Job Description
As a Cloud Engineer, you will play a pivotal role in supporting tech leadership by participating in the optimization, deployment and performance of cloud-based solutions. You will assist in the integration of machine learning models into cloud environments, ensuring performance optimization and scalability, and aligning systems with business goals.

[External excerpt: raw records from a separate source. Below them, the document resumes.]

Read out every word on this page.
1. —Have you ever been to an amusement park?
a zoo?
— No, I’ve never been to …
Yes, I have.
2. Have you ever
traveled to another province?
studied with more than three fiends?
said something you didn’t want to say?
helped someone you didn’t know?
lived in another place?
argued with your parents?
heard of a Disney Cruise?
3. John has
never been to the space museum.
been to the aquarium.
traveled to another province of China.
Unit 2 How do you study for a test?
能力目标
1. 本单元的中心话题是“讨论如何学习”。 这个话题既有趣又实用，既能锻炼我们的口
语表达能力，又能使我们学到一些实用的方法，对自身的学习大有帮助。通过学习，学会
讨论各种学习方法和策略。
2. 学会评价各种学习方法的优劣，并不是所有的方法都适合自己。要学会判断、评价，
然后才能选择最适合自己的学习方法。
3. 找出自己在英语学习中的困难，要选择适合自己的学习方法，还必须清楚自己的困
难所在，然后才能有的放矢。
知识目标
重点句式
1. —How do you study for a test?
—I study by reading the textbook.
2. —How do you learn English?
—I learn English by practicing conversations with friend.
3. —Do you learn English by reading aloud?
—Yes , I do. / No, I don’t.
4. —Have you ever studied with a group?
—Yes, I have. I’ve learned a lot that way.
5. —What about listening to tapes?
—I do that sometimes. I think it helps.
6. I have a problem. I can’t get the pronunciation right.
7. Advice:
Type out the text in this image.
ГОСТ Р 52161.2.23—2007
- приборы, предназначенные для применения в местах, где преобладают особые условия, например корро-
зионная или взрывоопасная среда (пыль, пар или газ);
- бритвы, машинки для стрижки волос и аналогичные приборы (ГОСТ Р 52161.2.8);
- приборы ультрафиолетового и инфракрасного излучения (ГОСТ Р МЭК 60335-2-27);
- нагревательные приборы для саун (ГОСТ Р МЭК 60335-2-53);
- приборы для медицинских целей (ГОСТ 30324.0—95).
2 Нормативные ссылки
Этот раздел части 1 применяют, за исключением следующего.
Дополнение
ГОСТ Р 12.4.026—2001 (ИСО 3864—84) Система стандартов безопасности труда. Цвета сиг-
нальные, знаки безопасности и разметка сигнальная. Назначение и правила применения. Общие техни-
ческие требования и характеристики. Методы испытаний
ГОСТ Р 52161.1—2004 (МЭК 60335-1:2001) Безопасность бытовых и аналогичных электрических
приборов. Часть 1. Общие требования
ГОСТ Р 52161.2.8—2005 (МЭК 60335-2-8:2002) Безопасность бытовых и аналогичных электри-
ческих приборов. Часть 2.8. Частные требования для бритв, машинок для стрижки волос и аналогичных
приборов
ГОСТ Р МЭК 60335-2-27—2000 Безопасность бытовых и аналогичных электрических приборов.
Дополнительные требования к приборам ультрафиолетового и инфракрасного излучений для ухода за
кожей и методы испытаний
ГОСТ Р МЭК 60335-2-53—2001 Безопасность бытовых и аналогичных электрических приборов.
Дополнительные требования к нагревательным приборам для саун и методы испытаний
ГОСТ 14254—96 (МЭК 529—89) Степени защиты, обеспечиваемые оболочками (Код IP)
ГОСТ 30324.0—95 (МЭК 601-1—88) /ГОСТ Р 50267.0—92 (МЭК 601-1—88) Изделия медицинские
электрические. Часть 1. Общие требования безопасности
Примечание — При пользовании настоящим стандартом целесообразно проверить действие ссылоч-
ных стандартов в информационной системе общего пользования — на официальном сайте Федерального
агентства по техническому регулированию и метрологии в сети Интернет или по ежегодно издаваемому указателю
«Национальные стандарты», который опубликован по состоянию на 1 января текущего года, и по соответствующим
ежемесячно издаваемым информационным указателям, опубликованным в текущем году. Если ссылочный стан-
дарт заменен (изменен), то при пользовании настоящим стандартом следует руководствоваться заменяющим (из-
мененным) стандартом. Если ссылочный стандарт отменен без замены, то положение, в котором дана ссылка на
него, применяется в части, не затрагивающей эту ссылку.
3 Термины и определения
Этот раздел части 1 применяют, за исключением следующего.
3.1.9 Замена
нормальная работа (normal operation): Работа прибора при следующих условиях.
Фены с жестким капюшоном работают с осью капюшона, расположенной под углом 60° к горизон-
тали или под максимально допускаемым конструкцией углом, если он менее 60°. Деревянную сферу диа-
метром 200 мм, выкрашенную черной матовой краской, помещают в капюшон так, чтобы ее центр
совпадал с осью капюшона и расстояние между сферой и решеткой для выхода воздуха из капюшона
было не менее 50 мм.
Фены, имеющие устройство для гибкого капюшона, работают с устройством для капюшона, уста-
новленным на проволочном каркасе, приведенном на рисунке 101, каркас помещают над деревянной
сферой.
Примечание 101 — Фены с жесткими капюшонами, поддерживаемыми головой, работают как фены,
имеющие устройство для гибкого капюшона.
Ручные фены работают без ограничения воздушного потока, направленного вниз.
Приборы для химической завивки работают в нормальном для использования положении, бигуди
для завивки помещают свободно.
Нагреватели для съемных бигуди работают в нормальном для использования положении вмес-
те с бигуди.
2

You’ll collaborate with cross-functional teams to drive innovation and support the seamless operation of data intensive applications in a cloud platform.
Top Skills / Requirements
- 7-10 years of experience with AWS Cloud Engineering in complex, enterprise environments (ideally coming from working directly at Amazon)
- Must possess experience and proficiency with ECS
- Experience with AWS Fargate when using ECS is highly preferred
- Direct experience with Robotics Engineering or Prime Air
- Must possess experience and proficiency with designing and operating scalable cloud-based compute solutions on AWS EC2
- Must possess experience and proficiency with Lambda
- Must possess experience designing data intensive cloud architectures
- Must possess hands on experience with cloud infrastructure management, containerization (Docker, Kubernetes), and automated deployment workflows
- Must possess experience with cloud-based networking, storage solutions, and security protocols
- Hands-on experience with cloud-based machine learning (ML) services
- Must possess experience and proficiency utilizing CI/CD pipelines for machine learning deployment
- Must possess experience and proficiency developing scalable software solutions and seamlessly integrating ML models into production
- Must possess familiarity with common programming languages (Python, Java or JavaScript)

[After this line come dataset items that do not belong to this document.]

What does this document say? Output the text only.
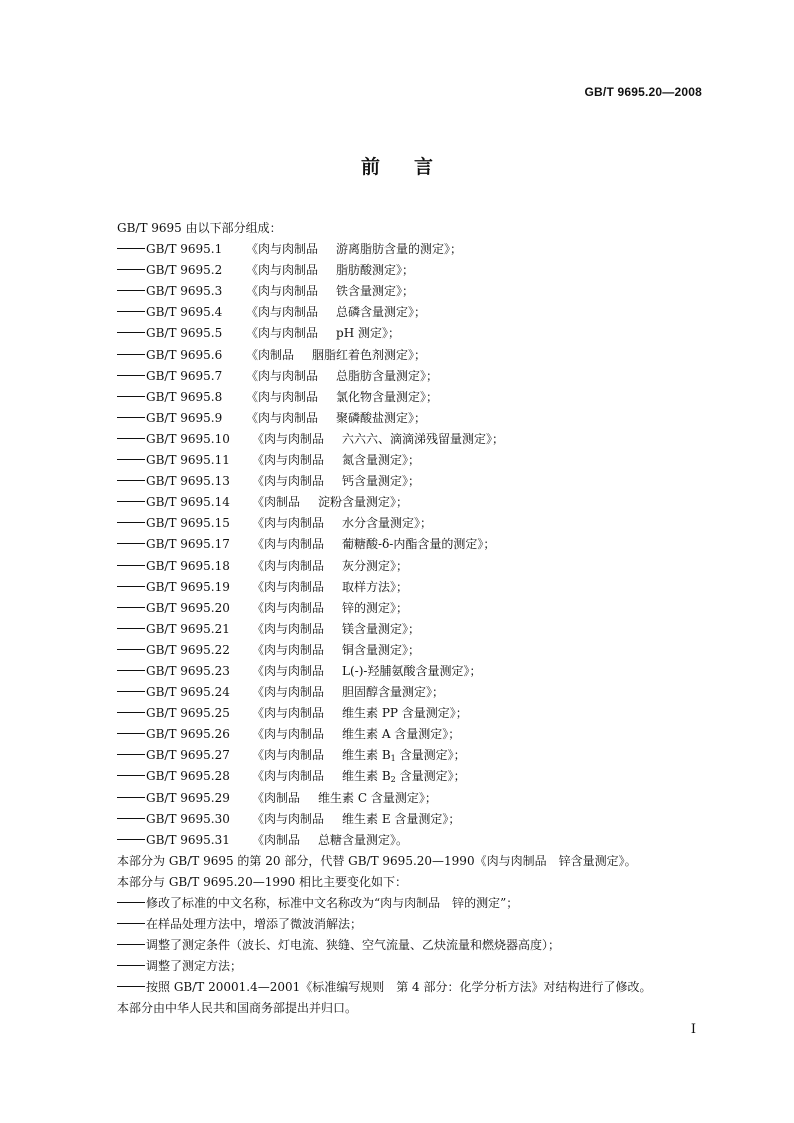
GB/T 9695.20—2008
前言
GB/T 9695 由以下部分组成：
GB/T 9695.1 《肉与肉制品 游离脂肪含量的测定》；
GB/T 9695.2 《肉与肉制品 脂肪酸测定》；
GB/T 9695.3 《肉与肉制品 铁含量测定》；
GB/T 9695.4 《肉与肉制品 总磷含量测定》；
GB/T 9695.5 《肉与肉制品 pH 测定》；
GB/T 9695.6 《肉制品 胭脂红着色剂测定》；
GB/T 9695.7 《肉与肉制品 总脂肪含量测定》；
GB/T 9695.8 《肉与肉制品 氯化物含量测定》；
GB/T 9695.9 《肉与肉制品 聚磷酸盐测定》；
GB/T 9695.10 《肉与肉制品 六六六、滴滴涕残留量测定》；
GB/T 9695.11 《肉与肉制品 氮含量测定》；
GB/T 9695.13 《肉与肉制品 钙含量测定》；
GB/T 9695.14 《肉制品 淀粉含量测定》；
GB/T 9695.15 《肉与肉制品 水分含量测定》；
GB/T 9695.17 《肉与肉制品 葡糖酸-δ-内酯含量的测定》；
GB/T 9695.18 《肉与肉制品 灰分测定》；
GB/T 9695.19 《肉与肉制品 取样方法》；
GB/T 9695.20 《肉与肉制品 锌的测定》；
GB/T 9695.21 《肉与肉制品 镁含量测定》；
GB/T 9695.22 《肉与肉制品 铜含量测定》；
GB/T 9695.23 《肉与肉制品 L(-)-羟脯氨酸含量测定》；
GB/T 9695.24 《肉与肉制品 胆固醇含量测定》；
GB/T 9695.25 《肉与肉制品 维生素 PP 含量测定》；
GB/T 9695.26 《肉与肉制品 维生素 A 含量测定》；
GB/T 9695.27 《肉与肉制品 维生素 $B_1$ 含量测定》；
GB/T 9695.28 《肉与肉制品 维生素 $B_2$ 含量测定》；
GB/T 9695.29 《肉制品 维生素 C 含量测定》；
GB/T 9695.30 《肉与肉制品 维生素 E 含量测定》；
GB/T 9695.31 《肉制品 总糖含量测定》。
本部分为 GB/T 9695 的第 20 部分，代替 GB/T 9695.20—1990《肉与肉制品　锌含量测定》。
本部分与 GB/T 9695.20—1990 相比主要变化如下：
修改了标准的中文名称，标准中文名称改为“肉与肉制品　锌的测定”；
在样品处理方法中，增添了微波消解法；
调整了测定条件（波长、灯电流、狭缝、空气流量、乙炔流量和燃烧器高度）；
调整了测定方法；
按照 GB/T 20001.4—2001《标准编写规则　第 4 部分：化学分析方法》对结构进行了修改。
本部分由中华人民共和国商务部提出并归口。
I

- Master’s Degree in Mechanical Engineering highly preferred or in related STEM discipline
This role has the following responsibilities:
Cloud Systems
Assist in cloud system upgrades, security patches, and infrastructure management tasks under the guidance of senior engineers
Performance Testing
Participate in cloud platform and machine learning model performance monitoring to proactively identify and resolve potential issues.

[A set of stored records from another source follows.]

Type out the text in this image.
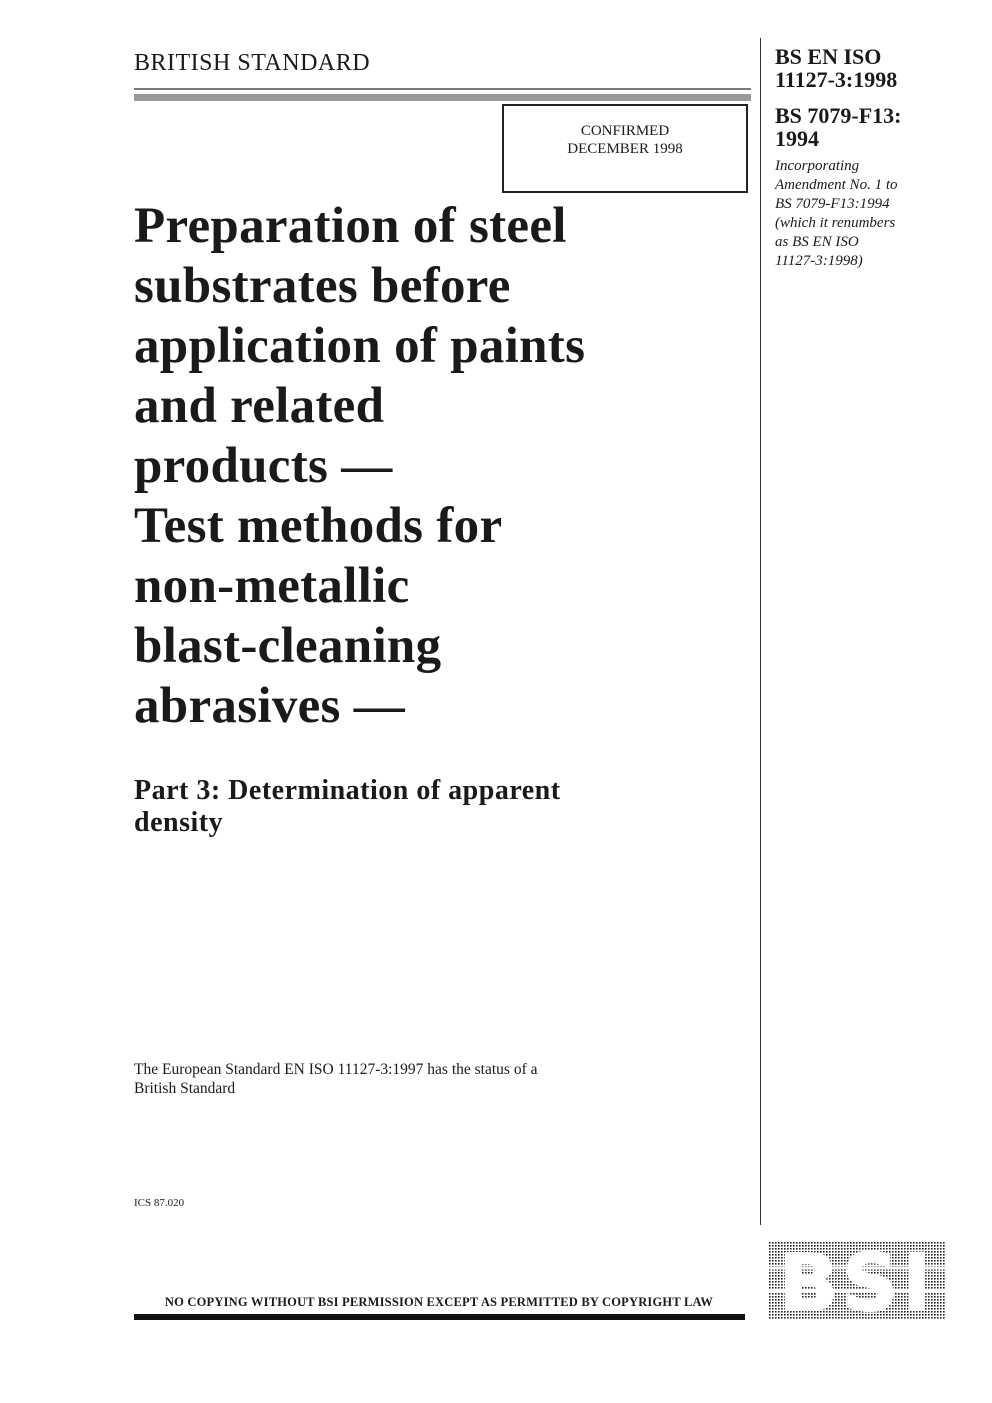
BRITISH STANDARD
CONFIRMED
DECEMBER 1998
Preparation of steel
substrates before
application of paints
and related
products —
Test methods for
non-metallic
blast-cleaning
abrasives —
Part 3: Determination of apparent
density
The European Standard EN ISO 11127-3:1997 has the status of a
British Standard
ICS 87.020
BS EN ISO
11127-3:1998
BS 7079-F13:
1994
Incorporating
Amendment No. 1 to
BS 7079-F13:1994
(which it renumbers
as BS EN ISO
11127-3:1998)
NO COPYING WITHOUT BSI PERMISSION EXCEPT AS PERMITTED BY COPYRIGHT LAW BSI
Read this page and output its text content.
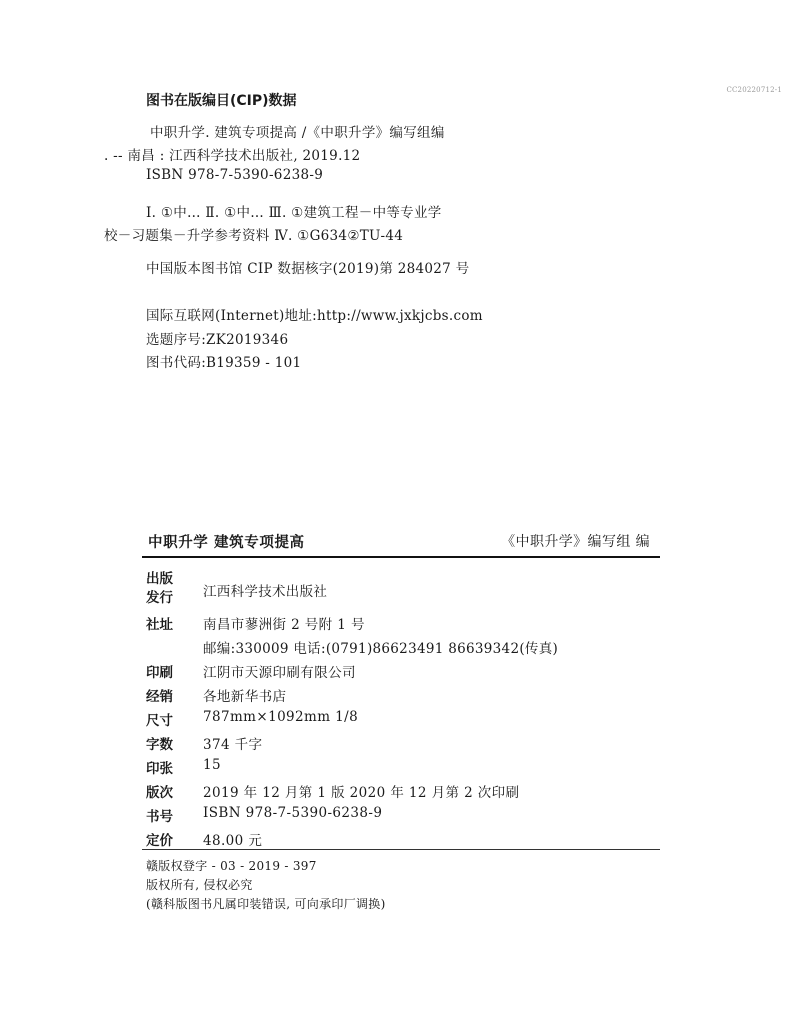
CC20220712-1
图书在版编目(CIP)数据
中职升学. 建筑专项提高 /《中职升学》编写组编
. -- 南昌 : 江西科学技术出版社, 2019.12
ISBN 978-7-5390-6238-9
Ⅰ. ①中… Ⅱ. ①中… Ⅲ. ①建筑工程－中等专业学
校－习题集－升学参考资料 Ⅳ. ①G634②TU-44
中国版本图书馆 CIP 数据核字(2019)第 284027 号
国际互联网(Internet)地址:http://www.jxkjcbs.com
选题序号:ZK2019346
图书代码:B19359 - 101
中职升学 建筑专项提高	《中职升学》编写组 编
出版
发行 江西科学技术出版社
社址 南昌市蓼洲街 2 号附 1 号
邮编:330009 电话:(0791)86623491 86639342(传真)
印刷 江阴市天源印刷有限公司
经销 各地新华书店
尺寸 787mm×1092mm 1/8
字数 374 千字
印张 15
版次 2019 年 12 月第 1 版 2020 年 12 月第 2 次印刷
书号 ISBN 978-7-5390-6238-9
定价 48.00 元
赣版权登字 - 03 - 2019 - 397
版权所有, 侵权必究
(赣科版图书凡属印装错误, 可向承印厂调换)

Troubleshoot technology systems
Identify and resolve technical issues related to machine learning workflows, cloud infrastructure and system integrations.
Production-Ready ML Systems
Support the deployment of robust ML models in production, ensuring high availability and scalability on cloud platforms like AWS, GCP, or Azure; build and refine ML pipelines that handle complex data workflows and large-scale datasets; ensuring smooth integration into existing systems. Partner on the end-to-end design of ML solutions, from data ingestion to deployment
Collaboration and Alignment
Partner with engineering teams to deploy, scale, and monitor ML Operations and cloud based solutions.
Documentation and Knowledge Sharing
Develop and maintain detailed documentation for testing procedures and workflows, contributing to the team’s technical growth by sharing insights, providing mentorship to other team members, and fostering a collaborative environment.
Continuous Learning and Innovation
Stay up to date with the latest cloud technologies, machine learning operations trends and best practices to continuously improve support offerings, prototype and evaluate emerging technologies to maintain a competitive edge.
Risk and Compliance Management
Ensure cloud systems comply with security and regulatory standards, particularly in handling sensitive data and critical applications.
You might be a good fit if you have the following KSAs
Knowledge
- Experience with AWS and other cloud platforms (Microsoft Azure, Google Cloud) in a professional setting.
- Familiarity with designing data intensive cloud architectures
- Hands on experience with cloud infrastructure management, containerization (Docker, Kubernetes), and automated deployment workflows.
- Solid foundation of cloud-based networking, storage solutions, and security protocols.
Skills
- Hands-on experience with cloud-based machine learning services (AWS SageMaker)
- Skilled with utilizing CI/CD pipelines for machine learning deployment.
- Proficient in developing scalable software solutions and seamlessly integrating ML models into production
- Familiarity with common programming languages (Python, Java or JavaScript).
Abilities
- Ability to work within a large-scale, cross-functional project team independently with minimal supervision.
- Excellent communication skills to convey complex technical concepts to both technical and non-technical stakeholders.
- Ability to develop new features and infrastructure in support of rapidly emerging business and project requirements.
- Ensure application performance, uptime, and scale, and maintain high standards for code quality and application design.
- Strong analytical, problem solving and communication skills.